Convert HTML entities to Unicode and vice versa

Solution 1:

As to the "vice versa" (which I needed myself, leading me to find this question, which didn't help, and subsequently another site which had the answer):

u'some string'.encode('ascii', 'xmlcharrefreplace')

will return a plain string with any non-ascii characters turned into XML (HTML) entities.

Solution 2:

You need to have BeautifulSoup.

from BeautifulSoup import BeautifulStoneSoup
import cgi

def HTMLEntitiesToUnicode(text):
    """Converts HTML entities to unicode.  For example '&' becomes '&'."""
    text = unicode(BeautifulStoneSoup(text, convertEntities=BeautifulStoneSoup.ALL_ENTITIES))
    return text

def unicodeToHTMLEntities(text):
    """Converts unicode to HTML entities.  For example '&' becomes '&'."""
    text = cgi.escape(text).encode('ascii', 'xmlcharrefreplace')
    return text

text = "&, ®, <, >, ¢, £, ¥, €, §, ©"

uni = HTMLEntitiesToUnicode(text)
htmlent = unicodeToHTMLEntities(uni)

print uni
print htmlent
# &, ®, <, >, ¢, £, ¥, €, §, ©
# &amp;, &#174;, &lt;, &gt;, &#162;, &#163;, &#165;, &#8364;, &#167;, &#169;

Solution 3:

Update for Python 2.7 and BeautifulSoup4

Unescape -- Unicode HTML to unicode with htmlparser (Python 2.7 standard lib):

>>> escaped = u'Monsieur le Cur&eacute; of the &laquo;Notre-Dame-de-Gr&acirc;ce&raquo; neighborhood'
>>> from HTMLParser import HTMLParser
>>> htmlparser = HTMLParser()
>>> unescaped = htmlparser.unescape(escaped)
>>> unescaped
u'Monsieur le Cur\xe9 of the \xabNotre-Dame-de-Gr\xe2ce\xbb neighborhood'
>>> print unescaped
Monsieur le Curé of the «Notre-Dame-de-Grâce» neighborhood

Unescape -- Unicode HTML to unicode with bs4 (BeautifulSoup4):

>>> html = '''<p>Monsieur le Cur&eacute; of the &laquo;Notre-Dame-de-Gr&acirc;ce&raquo; neighborhood</p>'''
>>> from bs4 import BeautifulSoup
>>> soup = BeautifulSoup(html)
>>> soup.text
u'Monsieur le Cur\xe9 of the \xabNotre-Dame-de-Gr\xe2ce\xbb neighborhood'
>>> print soup.text
Monsieur le Curé of the «Notre-Dame-de-Grâce» neighborhood

Escape -- Unicode to unicode HTML with bs4 (BeautifulSoup4):

>>> unescaped = u'Monsieur le Curé of the «Notre-Dame-de-Grâce» neighborhood'
>>> from bs4.dammit import EntitySubstitution
>>> escaper = EntitySubstitution()
>>> escaped = escaper.substitute_html(unescaped)
>>> escaped
u'Monsieur le Cur&eacute; of the &laquo;Notre-Dame-de-Gr&acirc;ce&raquo; neighborhood'

Solution 4:

As hekevintran answer suggests, you may use cgi.escape(s) for encoding stings, but notice that encoding of quote is false by default in that function and it may be a good idea to pass the quote=True keyword argument alongside your string. But even by passing quote=True, the function won't escape single quotes ("'") (Because of these issues the function has been deprecated since version 3.2)

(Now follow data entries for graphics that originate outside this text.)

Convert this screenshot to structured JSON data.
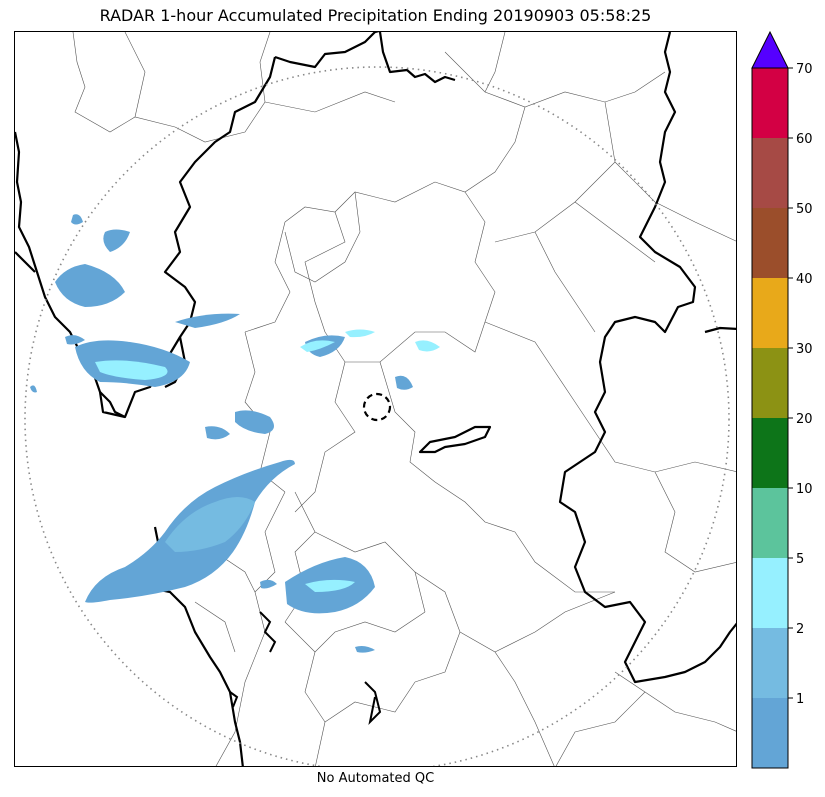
{
  "title": "RADAR 1-hour Accumulated Precipitation Ending 20190903 05:58:25",
  "footer": "No Automated QC",
  "colorbar": {
    "extend": "max",
    "overflow_color": "#5500ff",
    "bins": [
      {
        "color": "#63a5d6"
      },
      {
        "color": "#75bbe1"
      },
      {
        "color": "#96f0ff"
      },
      {
        "color": "#5cc49c"
      },
      {
        "color": "#0d7519"
      },
      {
        "color": "#8c9214"
      },
      {
        "color": "#e8a91a"
      },
      {
        "color": "#9b4e2b"
      },
      {
        "color": "#a64a45"
      },
      {
        "color": "#d30044"
      }
    ],
    "ticks": [
      "1",
      "2",
      "5",
      "10",
      "20",
      "30",
      "40",
      "50",
      "60",
      "70"
    ]
  },
  "legend_colors": {
    "light_rain": "#63a5d6",
    "moderate_rain": "#75bbe1",
    "heavy_rain": "#96f0ff",
    "heavier_rain": "#5cc49c"
  }
}
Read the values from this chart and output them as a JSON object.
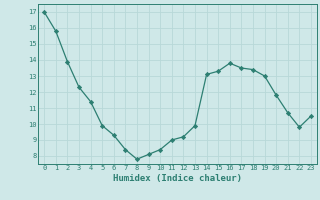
{
  "x": [
    0,
    1,
    2,
    3,
    4,
    5,
    6,
    7,
    8,
    9,
    10,
    11,
    12,
    13,
    14,
    15,
    16,
    17,
    18,
    19,
    20,
    21,
    22,
    23
  ],
  "y": [
    17.0,
    15.8,
    13.9,
    12.3,
    11.4,
    9.9,
    9.3,
    8.4,
    7.8,
    8.1,
    8.4,
    9.0,
    9.2,
    9.9,
    13.1,
    13.3,
    13.8,
    13.5,
    13.4,
    13.0,
    11.8,
    10.7,
    9.8,
    10.5
  ],
  "xlim": [
    -0.5,
    23.5
  ],
  "ylim": [
    7.5,
    17.5
  ],
  "yticks": [
    8,
    9,
    10,
    11,
    12,
    13,
    14,
    15,
    16,
    17
  ],
  "xticks": [
    0,
    1,
    2,
    3,
    4,
    5,
    6,
    7,
    8,
    9,
    10,
    11,
    12,
    13,
    14,
    15,
    16,
    17,
    18,
    19,
    20,
    21,
    22,
    23
  ],
  "xlabel": "Humidex (Indice chaleur)",
  "line_color": "#2d7f72",
  "marker": "D",
  "marker_size": 2.2,
  "bg_color": "#cfe8e8",
  "grid_color_major": "#b8d8d8",
  "grid_color_minor": "#d5eaea",
  "axis_color": "#2d7f72",
  "tick_color": "#2d7f72",
  "label_color": "#2d7f72",
  "tick_fontsize": 5.0,
  "xlabel_fontsize": 6.5
}
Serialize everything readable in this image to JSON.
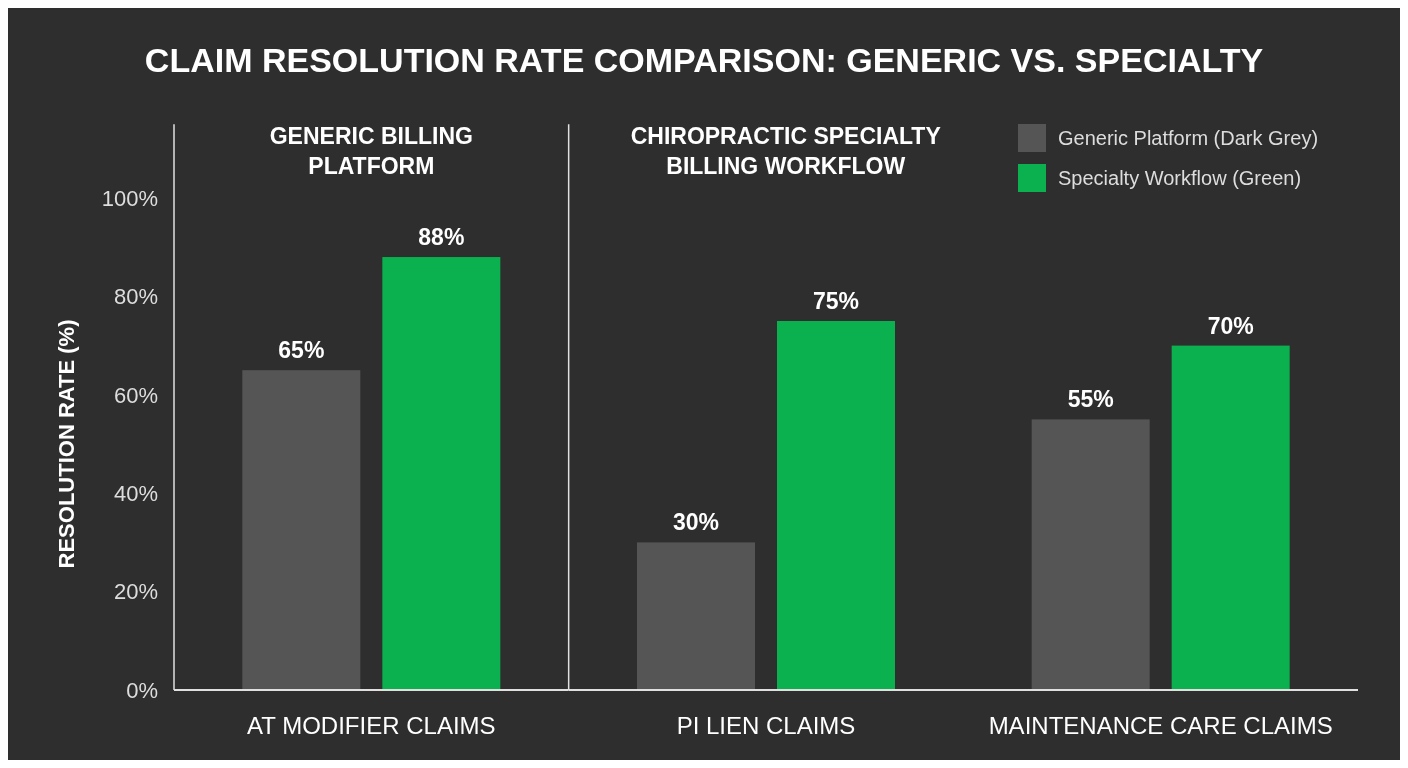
{
  "chart_data": [
    {
      "type": "bar",
      "title": "CLAIM RESOLUTION RATE COMPARISON: GENERIC VS. SPECIALTY",
      "subtitle": "GENERIC BILLING PLATFORM",
      "ylabel": "RESOLUTION RATE (%)",
      "categories": [
        "AT MODIFIER CLAIMS"
      ],
      "series": [
        {
          "color": "#555555",
          "values": [
            65
          ]
        },
        {
          "color": "#0bb04f",
          "values": [
            88
          ]
        }
      ],
      "ylim": [
        0,
        115
      ],
      "yticks": [
        {
          "value": 0,
          "label": "0%"
        },
        {
          "value": 20,
          "label": "20%"
        },
        {
          "value": 40,
          "label": "40%"
        },
        {
          "value": 60,
          "label": "60%"
        },
        {
          "value": 80,
          "label": "80%"
        },
        {
          "value": 100,
          "label": "100%"
        }
      ],
      "grid": false,
      "legend": false,
      "value_labels": [
        [
          "65%"
        ],
        [
          "88%"
        ]
      ]
    },
    {
      "type": "bar",
      "subtitle": "CHIROPRACTIC SPECIALTY BILLING WORKFLOW",
      "categories": [
        "PI LIEN CLAIMS",
        "MAINTENANCE CARE CLAIMS"
      ],
      "series": [
        {
          "name": "Generic Platform (Dark Grey)",
          "color": "#555555",
          "values": [
            30,
            55
          ]
        },
        {
          "name": "Specialty Workflow (Green)",
          "color": "#0bb04f",
          "values": [
            75,
            70
          ]
        }
      ],
      "ylim": [
        0,
        115
      ],
      "tick_labels": "x",
      "grid": false,
      "legend": "top right",
      "value_labels": [
        [
          "30%",
          "55%"
        ],
        [
          "75%",
          "70%"
        ]
      ]
    }
  ]
}
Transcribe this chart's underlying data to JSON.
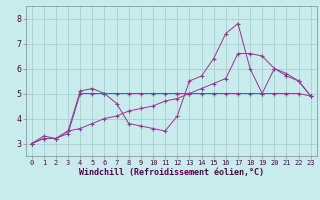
{
  "xlabel": "Windchill (Refroidissement éolien,°C)",
  "background_color": "#c8ecec",
  "grid_color": "#a8d0d0",
  "line_color": "#993399",
  "xlim": [
    -0.5,
    23.5
  ],
  "ylim": [
    2.5,
    8.5
  ],
  "yticks": [
    3,
    4,
    5,
    6,
    7,
    8
  ],
  "xticks": [
    0,
    1,
    2,
    3,
    4,
    5,
    6,
    7,
    8,
    9,
    10,
    11,
    12,
    13,
    14,
    15,
    16,
    17,
    18,
    19,
    20,
    21,
    22,
    23
  ],
  "line1_x": [
    0,
    1,
    2,
    3,
    4,
    5,
    6,
    7,
    8,
    9,
    10,
    11,
    12,
    13,
    14,
    15,
    16,
    17,
    18,
    19,
    20,
    21,
    22,
    23
  ],
  "line1_y": [
    3.0,
    3.3,
    3.2,
    3.5,
    5.1,
    5.2,
    5.0,
    4.6,
    3.8,
    3.7,
    3.6,
    3.5,
    4.1,
    5.5,
    5.7,
    6.4,
    7.4,
    7.8,
    6.0,
    5.0,
    6.0,
    5.8,
    5.5,
    4.9
  ],
  "line2_x": [
    0,
    1,
    2,
    3,
    4,
    5,
    6,
    7,
    8,
    9,
    10,
    11,
    12,
    13,
    14,
    15,
    16,
    17,
    18,
    19,
    20,
    21,
    22,
    23
  ],
  "line2_y": [
    3.0,
    3.2,
    3.2,
    3.4,
    5.0,
    5.0,
    5.0,
    5.0,
    5.0,
    5.0,
    5.0,
    5.0,
    5.0,
    5.0,
    5.0,
    5.0,
    5.0,
    5.0,
    5.0,
    5.0,
    5.0,
    5.0,
    5.0,
    4.9
  ],
  "line3_x": [
    0,
    1,
    2,
    3,
    4,
    5,
    6,
    7,
    8,
    9,
    10,
    11,
    12,
    13,
    14,
    15,
    16,
    17,
    18,
    19,
    20,
    21,
    22,
    23
  ],
  "line3_y": [
    3.0,
    3.2,
    3.2,
    3.5,
    3.6,
    3.8,
    4.0,
    4.1,
    4.3,
    4.4,
    4.5,
    4.7,
    4.8,
    5.0,
    5.2,
    5.4,
    5.6,
    6.6,
    6.6,
    6.5,
    6.0,
    5.7,
    5.5,
    4.9
  ],
  "xlabel_fontsize": 6,
  "tick_fontsize": 5
}
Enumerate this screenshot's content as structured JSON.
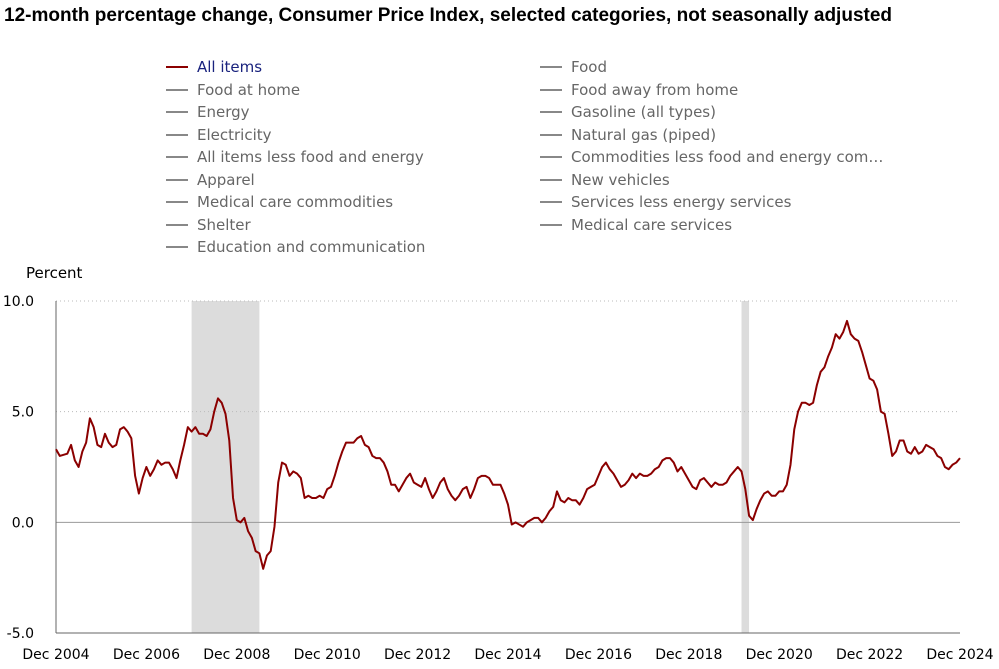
{
  "chart_data": {
    "type": "line",
    "title": "12-month percentage change, Consumer Price Index, selected categories, not seasonally adjusted",
    "ylabel": "Percent",
    "xlabel": "",
    "ylim": [
      -5.0,
      10.0
    ],
    "y_ticks": [
      "10.0",
      "5.0",
      "0.0",
      "-5.0"
    ],
    "x_ticks": [
      "Dec 2004",
      "Dec 2006",
      "Dec 2008",
      "Dec 2010",
      "Dec 2012",
      "Dec 2014",
      "Dec 2016",
      "Dec 2018",
      "Dec 2020",
      "Dec 2022",
      "Dec 2024"
    ],
    "grid": "horizontal dotted",
    "recessions": [
      {
        "start": "Dec 2007",
        "end": "Jun 2009"
      },
      {
        "start": "Feb 2020",
        "end": "Apr 2020"
      }
    ],
    "legend": [
      {
        "label": "All items",
        "active": true
      },
      {
        "label": "Food at home",
        "active": false
      },
      {
        "label": "Energy",
        "active": false
      },
      {
        "label": "Electricity",
        "active": false
      },
      {
        "label": "All items less food and energy",
        "active": false
      },
      {
        "label": "Apparel",
        "active": false
      },
      {
        "label": "Medical care commodities",
        "active": false
      },
      {
        "label": "Shelter",
        "active": false
      },
      {
        "label": "Education and communication",
        "active": false
      },
      {
        "label": "Food",
        "active": false
      },
      {
        "label": "Food away from home",
        "active": false
      },
      {
        "label": "Gasoline (all types)",
        "active": false
      },
      {
        "label": "Natural gas (piped)",
        "active": false
      },
      {
        "label": "Commodities less food and energy com…",
        "active": false
      },
      {
        "label": "New vehicles",
        "active": false
      },
      {
        "label": "Services less energy services",
        "active": false
      },
      {
        "label": "Medical care services",
        "active": false
      }
    ],
    "series": [
      {
        "name": "All items",
        "color": "#8b0000",
        "start": "Dec 2004",
        "keypoints": [
          [
            "Dec 2004",
            3.3
          ],
          [
            "Jan 2005",
            3.0
          ],
          [
            "Mar 2005",
            3.1
          ],
          [
            "Apr 2005",
            3.5
          ],
          [
            "May 2005",
            2.8
          ],
          [
            "Jun 2005",
            2.5
          ],
          [
            "Jul 2005",
            3.2
          ],
          [
            "Aug 2005",
            3.6
          ],
          [
            "Sep 2005",
            4.7
          ],
          [
            "Oct 2005",
            4.3
          ],
          [
            "Nov 2005",
            3.5
          ],
          [
            "Dec 2005",
            3.4
          ],
          [
            "Jan 2006",
            4.0
          ],
          [
            "Feb 2006",
            3.6
          ],
          [
            "Mar 2006",
            3.4
          ],
          [
            "Apr 2006",
            3.5
          ],
          [
            "May 2006",
            4.2
          ],
          [
            "Jun 2006",
            4.3
          ],
          [
            "Jul 2006",
            4.1
          ],
          [
            "Aug 2006",
            3.8
          ],
          [
            "Sep 2006",
            2.1
          ],
          [
            "Oct 2006",
            1.3
          ],
          [
            "Nov 2006",
            2.0
          ],
          [
            "Dec 2006",
            2.5
          ],
          [
            "Jan 2007",
            2.1
          ],
          [
            "Feb 2007",
            2.4
          ],
          [
            "Mar 2007",
            2.8
          ],
          [
            "Apr 2007",
            2.6
          ],
          [
            "May 2007",
            2.7
          ],
          [
            "Jun 2007",
            2.7
          ],
          [
            "Jul 2007",
            2.4
          ],
          [
            "Aug 2007",
            2.0
          ],
          [
            "Sep 2007",
            2.8
          ],
          [
            "Oct 2007",
            3.5
          ],
          [
            "Nov 2007",
            4.3
          ],
          [
            "Dec 2007",
            4.1
          ],
          [
            "Jan 2008",
            4.3
          ],
          [
            "Feb 2008",
            4.0
          ],
          [
            "Mar 2008",
            4.0
          ],
          [
            "Apr 2008",
            3.9
          ],
          [
            "May 2008",
            4.2
          ],
          [
            "Jun 2008",
            5.0
          ],
          [
            "Jul 2008",
            5.6
          ],
          [
            "Aug 2008",
            5.4
          ],
          [
            "Sep 2008",
            4.9
          ],
          [
            "Oct 2008",
            3.7
          ],
          [
            "Nov 2008",
            1.1
          ],
          [
            "Dec 2008",
            0.1
          ],
          [
            "Jan 2009",
            0.0
          ],
          [
            "Feb 2009",
            0.2
          ],
          [
            "Mar 2009",
            -0.4
          ],
          [
            "Apr 2009",
            -0.7
          ],
          [
            "May 2009",
            -1.3
          ],
          [
            "Jun 2009",
            -1.4
          ],
          [
            "Jul 2009",
            -2.1
          ],
          [
            "Aug 2009",
            -1.5
          ],
          [
            "Sep 2009",
            -1.3
          ],
          [
            "Oct 2009",
            -0.2
          ],
          [
            "Nov 2009",
            1.8
          ],
          [
            "Dec 2009",
            2.7
          ],
          [
            "Jan 2010",
            2.6
          ],
          [
            "Feb 2010",
            2.1
          ],
          [
            "Mar 2010",
            2.3
          ],
          [
            "Apr 2010",
            2.2
          ],
          [
            "May 2010",
            2.0
          ],
          [
            "Jun 2010",
            1.1
          ],
          [
            "Jul 2010",
            1.2
          ],
          [
            "Aug 2010",
            1.1
          ],
          [
            "Sep 2010",
            1.1
          ],
          [
            "Oct 2010",
            1.2
          ],
          [
            "Nov 2010",
            1.1
          ],
          [
            "Dec 2010",
            1.5
          ],
          [
            "Jan 2011",
            1.6
          ],
          [
            "Feb 2011",
            2.1
          ],
          [
            "Mar 2011",
            2.7
          ],
          [
            "Apr 2011",
            3.2
          ],
          [
            "May 2011",
            3.6
          ],
          [
            "Jun 2011",
            3.6
          ],
          [
            "Jul 2011",
            3.6
          ],
          [
            "Aug 2011",
            3.8
          ],
          [
            "Sep 2011",
            3.9
          ],
          [
            "Oct 2011",
            3.5
          ],
          [
            "Nov 2011",
            3.4
          ],
          [
            "Dec 2011",
            3.0
          ],
          [
            "Jan 2012",
            2.9
          ],
          [
            "Feb 2012",
            2.9
          ],
          [
            "Mar 2012",
            2.7
          ],
          [
            "Apr 2012",
            2.3
          ],
          [
            "May 2012",
            1.7
          ],
          [
            "Jun 2012",
            1.7
          ],
          [
            "Jul 2012",
            1.4
          ],
          [
            "Aug 2012",
            1.7
          ],
          [
            "Sep 2012",
            2.0
          ],
          [
            "Oct 2012",
            2.2
          ],
          [
            "Nov 2012",
            1.8
          ],
          [
            "Dec 2012",
            1.7
          ],
          [
            "Jan 2013",
            1.6
          ],
          [
            "Feb 2013",
            2.0
          ],
          [
            "Mar 2013",
            1.5
          ],
          [
            "Apr 2013",
            1.1
          ],
          [
            "May 2013",
            1.4
          ],
          [
            "Jun 2013",
            1.8
          ],
          [
            "Jul 2013",
            2.0
          ],
          [
            "Aug 2013",
            1.5
          ],
          [
            "Sep 2013",
            1.2
          ],
          [
            "Oct 2013",
            1.0
          ],
          [
            "Nov 2013",
            1.2
          ],
          [
            "Dec 2013",
            1.5
          ],
          [
            "Jan 2014",
            1.6
          ],
          [
            "Feb 2014",
            1.1
          ],
          [
            "Mar 2014",
            1.5
          ],
          [
            "Apr 2014",
            2.0
          ],
          [
            "May 2014",
            2.1
          ],
          [
            "Jun 2014",
            2.1
          ],
          [
            "Jul 2014",
            2.0
          ],
          [
            "Aug 2014",
            1.7
          ],
          [
            "Sep 2014",
            1.7
          ],
          [
            "Oct 2014",
            1.7
          ],
          [
            "Nov 2014",
            1.3
          ],
          [
            "Dec 2014",
            0.8
          ],
          [
            "Jan 2015",
            -0.1
          ],
          [
            "Feb 2015",
            0.0
          ],
          [
            "Mar 2015",
            -0.1
          ],
          [
            "Apr 2015",
            -0.2
          ],
          [
            "May 2015",
            0.0
          ],
          [
            "Jun 2015",
            0.1
          ],
          [
            "Jul 2015",
            0.2
          ],
          [
            "Aug 2015",
            0.2
          ],
          [
            "Sep 2015",
            0.0
          ],
          [
            "Oct 2015",
            0.2
          ],
          [
            "Nov 2015",
            0.5
          ],
          [
            "Dec 2015",
            0.7
          ],
          [
            "Jan 2016",
            1.4
          ],
          [
            "Feb 2016",
            1.0
          ],
          [
            "Mar 2016",
            0.9
          ],
          [
            "Apr 2016",
            1.1
          ],
          [
            "May 2016",
            1.0
          ],
          [
            "Jun 2016",
            1.0
          ],
          [
            "Jul 2016",
            0.8
          ],
          [
            "Aug 2016",
            1.1
          ],
          [
            "Sep 2016",
            1.5
          ],
          [
            "Oct 2016",
            1.6
          ],
          [
            "Nov 2016",
            1.7
          ],
          [
            "Dec 2016",
            2.1
          ],
          [
            "Jan 2017",
            2.5
          ],
          [
            "Feb 2017",
            2.7
          ],
          [
            "Mar 2017",
            2.4
          ],
          [
            "Apr 2017",
            2.2
          ],
          [
            "May 2017",
            1.9
          ],
          [
            "Jun 2017",
            1.6
          ],
          [
            "Jul 2017",
            1.7
          ],
          [
            "Aug 2017",
            1.9
          ],
          [
            "Sep 2017",
            2.2
          ],
          [
            "Oct 2017",
            2.0
          ],
          [
            "Nov 2017",
            2.2
          ],
          [
            "Dec 2017",
            2.1
          ],
          [
            "Jan 2018",
            2.1
          ],
          [
            "Feb 2018",
            2.2
          ],
          [
            "Mar 2018",
            2.4
          ],
          [
            "Apr 2018",
            2.5
          ],
          [
            "May 2018",
            2.8
          ],
          [
            "Jun 2018",
            2.9
          ],
          [
            "Jul 2018",
            2.9
          ],
          [
            "Aug 2018",
            2.7
          ],
          [
            "Sep 2018",
            2.3
          ],
          [
            "Oct 2018",
            2.5
          ],
          [
            "Nov 2018",
            2.2
          ],
          [
            "Dec 2018",
            1.9
          ],
          [
            "Jan 2019",
            1.6
          ],
          [
            "Feb 2019",
            1.5
          ],
          [
            "Mar 2019",
            1.9
          ],
          [
            "Apr 2019",
            2.0
          ],
          [
            "May 2019",
            1.8
          ],
          [
            "Jun 2019",
            1.6
          ],
          [
            "Jul 2019",
            1.8
          ],
          [
            "Aug 2019",
            1.7
          ],
          [
            "Sep 2019",
            1.7
          ],
          [
            "Oct 2019",
            1.8
          ],
          [
            "Nov 2019",
            2.1
          ],
          [
            "Dec 2019",
            2.3
          ],
          [
            "Jan 2020",
            2.5
          ],
          [
            "Feb 2020",
            2.3
          ],
          [
            "Mar 2020",
            1.5
          ],
          [
            "Apr 2020",
            0.3
          ],
          [
            "May 2020",
            0.1
          ],
          [
            "Jun 2020",
            0.6
          ],
          [
            "Jul 2020",
            1.0
          ],
          [
            "Aug 2020",
            1.3
          ],
          [
            "Sep 2020",
            1.4
          ],
          [
            "Oct 2020",
            1.2
          ],
          [
            "Nov 2020",
            1.2
          ],
          [
            "Dec 2020",
            1.4
          ],
          [
            "Jan 2021",
            1.4
          ],
          [
            "Feb 2021",
            1.7
          ],
          [
            "Mar 2021",
            2.6
          ],
          [
            "Apr 2021",
            4.2
          ],
          [
            "May 2021",
            5.0
          ],
          [
            "Jun 2021",
            5.4
          ],
          [
            "Jul 2021",
            5.4
          ],
          [
            "Aug 2021",
            5.3
          ],
          [
            "Sep 2021",
            5.4
          ],
          [
            "Oct 2021",
            6.2
          ],
          [
            "Nov 2021",
            6.8
          ],
          [
            "Dec 2021",
            7.0
          ],
          [
            "Jan 2022",
            7.5
          ],
          [
            "Feb 2022",
            7.9
          ],
          [
            "Mar 2022",
            8.5
          ],
          [
            "Apr 2022",
            8.3
          ],
          [
            "May 2022",
            8.6
          ],
          [
            "Jun 2022",
            9.1
          ],
          [
            "Jul 2022",
            8.5
          ],
          [
            "Aug 2022",
            8.3
          ],
          [
            "Sep 2022",
            8.2
          ],
          [
            "Oct 2022",
            7.7
          ],
          [
            "Nov 2022",
            7.1
          ],
          [
            "Dec 2022",
            6.5
          ],
          [
            "Jan 2023",
            6.4
          ],
          [
            "Feb 2023",
            6.0
          ],
          [
            "Mar 2023",
            5.0
          ],
          [
            "Apr 2023",
            4.9
          ],
          [
            "May 2023",
            4.0
          ],
          [
            "Jun 2023",
            3.0
          ],
          [
            "Jul 2023",
            3.2
          ],
          [
            "Aug 2023",
            3.7
          ],
          [
            "Sep 2023",
            3.7
          ],
          [
            "Oct 2023",
            3.2
          ],
          [
            "Nov 2023",
            3.1
          ],
          [
            "Dec 2023",
            3.4
          ],
          [
            "Jan 2024",
            3.1
          ],
          [
            "Feb 2024",
            3.2
          ],
          [
            "Mar 2024",
            3.5
          ],
          [
            "Apr 2024",
            3.4
          ],
          [
            "May 2024",
            3.3
          ],
          [
            "Jun 2024",
            3.0
          ],
          [
            "Jul 2024",
            2.9
          ],
          [
            "Aug 2024",
            2.5
          ],
          [
            "Sep 2024",
            2.4
          ],
          [
            "Oct 2024",
            2.6
          ],
          [
            "Nov 2024",
            2.7
          ],
          [
            "Dec 2024",
            2.9
          ]
        ]
      }
    ]
  }
}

It's been suggested to use html.escape(s) instead of cgi.escape(s). (New in version 3.2)

Also html.unescape(s) has been introduced in version 3.4.

So in python 3.4 you can:

  • Use html.escape(text).encode('ascii', 'xmlcharrefreplace').decode() to convert special characters to HTML entities.
  • And html.unescape(text) for converting HTML entities back to plain-text representations.